求y=log2^[(x+1)/(x-1)]的反函数
热心网友
y=log[(x+1)/(x-1)] 底数2 ?.---2^y=(x+1)/x-1)---x*2^y-2^y=x+1---x(2^y-1)=2^y+1---x=(2^y+1)/(2^y-1)交换x,y得到反函数y=(2^x+1)/(2^x-1) (x0)
热心网友
y=log2[(x+1)/(x-1)]2^y=(x+1)/(x-1)=[(x-1)+2]/(x-1)=1+2/(x-1)2/(x-1)=2^y-1x-1=2/(2^y-1)x=1+2/(2^y-1)=(2^y-1+2)/(2^y-1)=(2^y+1)/(2^y-1)交换x、y∴y=log2[(x+1)/(x-1)]的反函数是:y=(2^x+1)/(2^x-1)
热心网友
反函数里是以原来的Y作为变量的,对数的反函数是与它同底的指数函数。

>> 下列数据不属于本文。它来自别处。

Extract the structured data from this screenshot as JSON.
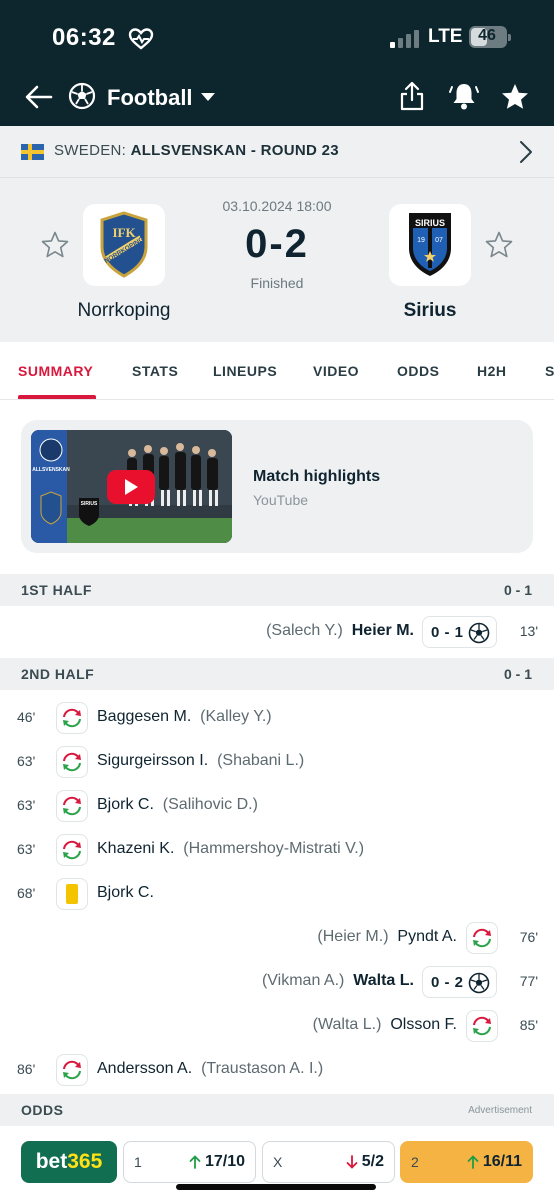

应变为:[(x+1)/(x-1)]=2的y次方,然后再将等号左边进行变动。为: x+1=(x-1)乘以2的y次方, x-x乘以2的y次方=-1-2的y次方, x(1-2的y次方)=-1-2的y次方 x=-1-2的y次方/1-2的y次方 习惯上变量写为x,值为y,所以最后 y=-1-2的x次方/1-2的x次方.